Tale ribaltamento gli consente di mostrare l’assurdità dell’orrore, tanto più scioccante perché incomprensibile, quasi surreale. Non è un caso che Bussano alla porta sia anche il suo film più sanguinoso, il più esplicito nel rappresentare la violenza: Shyamalan sa benissimo che, in un contesto del genere, sarebbe ipocrita nasconderla. In fondo, la Bibbia stessa non è piena di atrocità, morte e sangue? La morale cristiana del regista sembra recuperare un’idea di religione più vicina all’Antico Testamento che alla visione corrente del rapporto col divino, anche per la concezione del sacrificio. A ben vedere, è proprio qui che risiede l’aspetto più problematico del film.

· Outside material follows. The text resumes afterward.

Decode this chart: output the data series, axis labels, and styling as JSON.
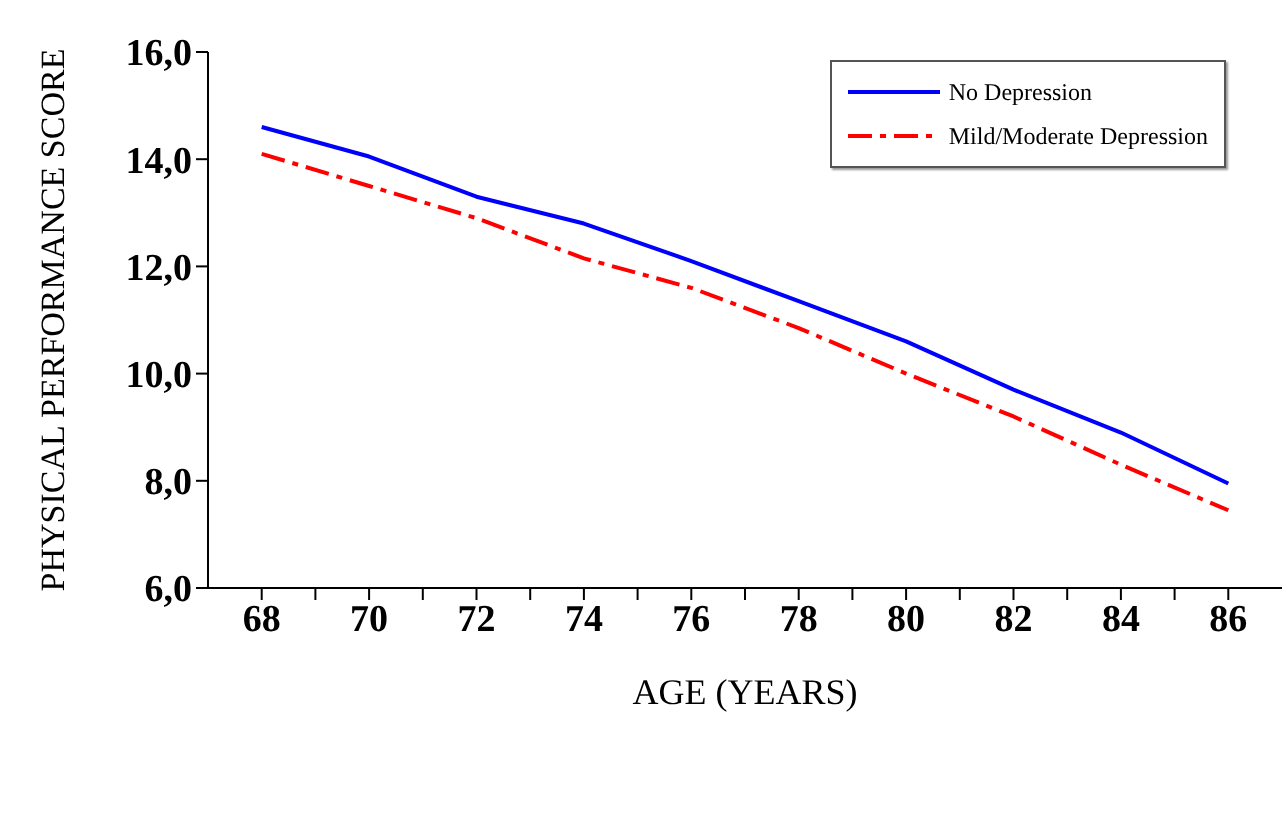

Lo sguardo di Shyamalan è sempre stato molto preciso nel definire la realtà, senza lasciare spazio a interpretazioni: i suoi classici colpi di scena finali garantiscono infatti una soluzione univoca, definendo i contorni della realtà stessa.

Bussano alla porta

Questa formula ha funzionato anche in ambito religioso (pensiamo alla provvidenza di Signs), ma Bussano alla porta affronta il tema da un’angolazione ben più delicata, che coinvolge il ritorno dei fanatismi e dei credi millenaristici. In tempi di complottismi esasperati e ideologie radicali, assecondare simili convinzioni desta qualche dubbio. Ovviamente Shyamalan si dimostra coerente con sé stesso, e modifica il romanzo di Tremblay per adattarlo alla propria sensibilità. Eppure, viene da chiedersi se non sarebbe stato meglio – almeno stavolta – lasciare al pubblico la facoltà di trarre le proprie conclusioni, permettendogli di ragionare un po’ con la sua testa. L’ambiguità non è sempre sinonimo di indecisione o mancanza di coraggio, anzi, può tradursi in uno spazio di riflessione e rielaborazione. Forse il film ne avrebbe giovato.

Insomma, le scelte del regista fanno di Bussano alla porta un vero e proprio manifesto dei nostri tempi, dove l’irrazionale ha il sopravvento sulla ponderatezza, e l’unione di menti sconvolte riesce a concretizzare anche l’impensabile, per quanto insensato possa sembrare. Che si tratti o meno di una scelta consapevole da parte dell’autore, è un altro discorso.